Expert Fertility Lawyer at Osbornes Represents Parents after Fertility Clinic Mistake13 Aug 2019
Judgement was handed down today by Lord Justice Munby, president of the Family Division of The High Court in  EWHC 2273 (Fam).
The case involved granting a declaration of parentage following mistakes made by a fertility clinic, operating under the Human Fertilisation and Embryology Act 2008.
The applicant, who was represented by a specialist fertility lawyer at Osbornes Law, received fertility treatment by Barts Health NHS Trust using donor sperm. The treatment resulted in the birth of a child in 2010.
At the time of the treatment and birth the applicant was in a civil partnership. The treatment was embarked upon by them as a couple and the intent was that both would be the legal parents of the child.
Both believed that they had signed the relevant forms, supplied to them by Barts and therefore had satisfied the legal requirements for them both to be recognised as the legal parents. As such both appear on the birth certificate.

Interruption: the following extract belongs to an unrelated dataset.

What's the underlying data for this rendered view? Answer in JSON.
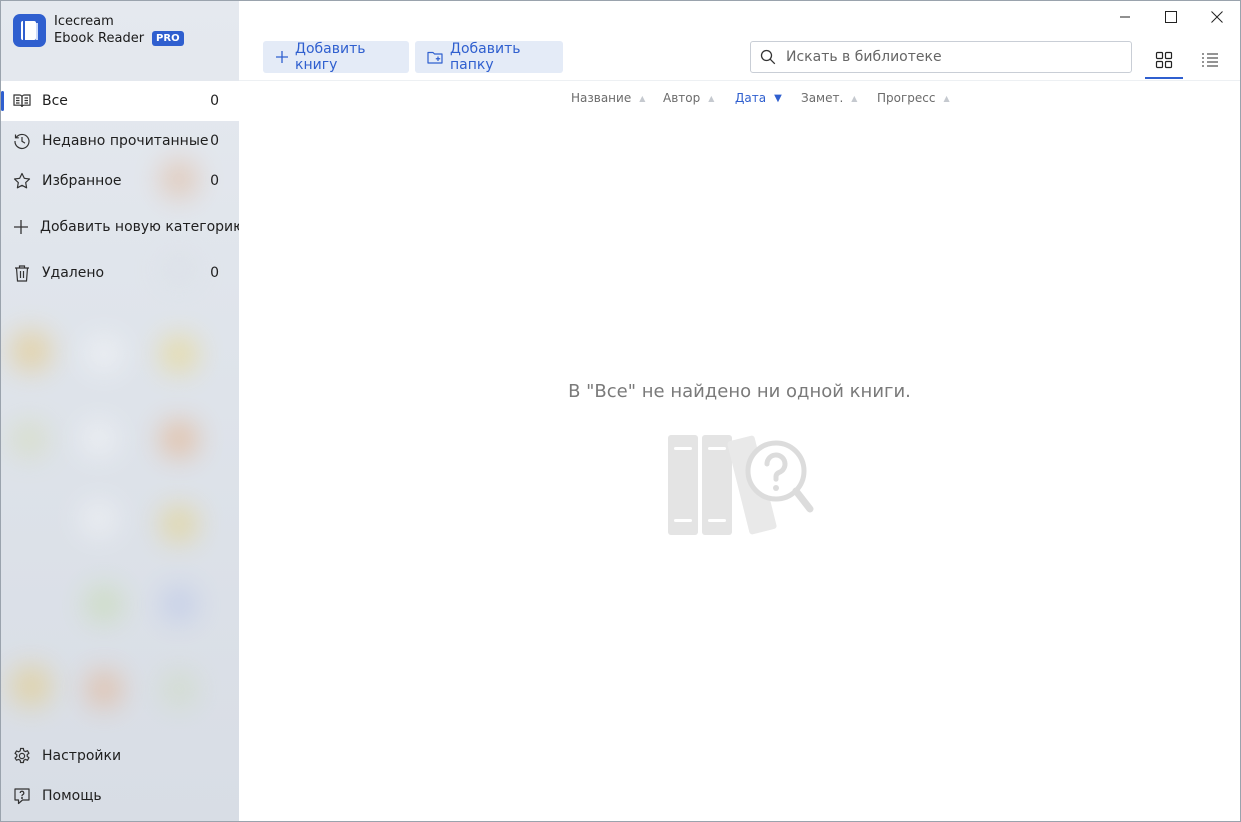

Some years later the couple, who by this point were married, were contacted by Barts and given the devastating news that due to missing paperwork, the applicants partner was not the legal parent of their child and that she would need to adopt her child or apply for a parental order in order to become a legal parent.
On receiving this news they sought legal advice and the partner adopted their children.
They were subsequently informed of the proceedings before the President of the Family Division In re A and others (Legal Parenthood: Written Consents)  EWHC 2602, which relates to similar mistakes made by clinics and instructed Anest Mathias to set aside the adoption and for a declaration of parentage.
Both applications were successfully granted.
In his judgement Lord Munby commented:
“The present case is unprecedented, indeed far removed on its facts from any of the previously reported cases. The central fact, even if no-one recognised it at the time, is that when Y applied for the adoption order she was already, not merely in fact but also in law, C1’s mother. It follows that the entire adoption process was carried on while everyone, including the District Judge, was labouring under a fundamental mistake, not, as in In re B (Adoption: Jurisdiction to Set Aside)  Fam 239, a mistake of fact but a mistake of law, and, moreover, a mistake of law which went to the very root of the adoptive process; indeed, a mistake of law which went to the very root of the need for an adoption order at all. The entire adoption proceeded upon what, in law, was a fundamentally false basis”.
Lord Munby also commented that the HFEA (Human Fertilisation and Embryology Authority) has identified no fewer than 90 cases where there are similar “anomalies”.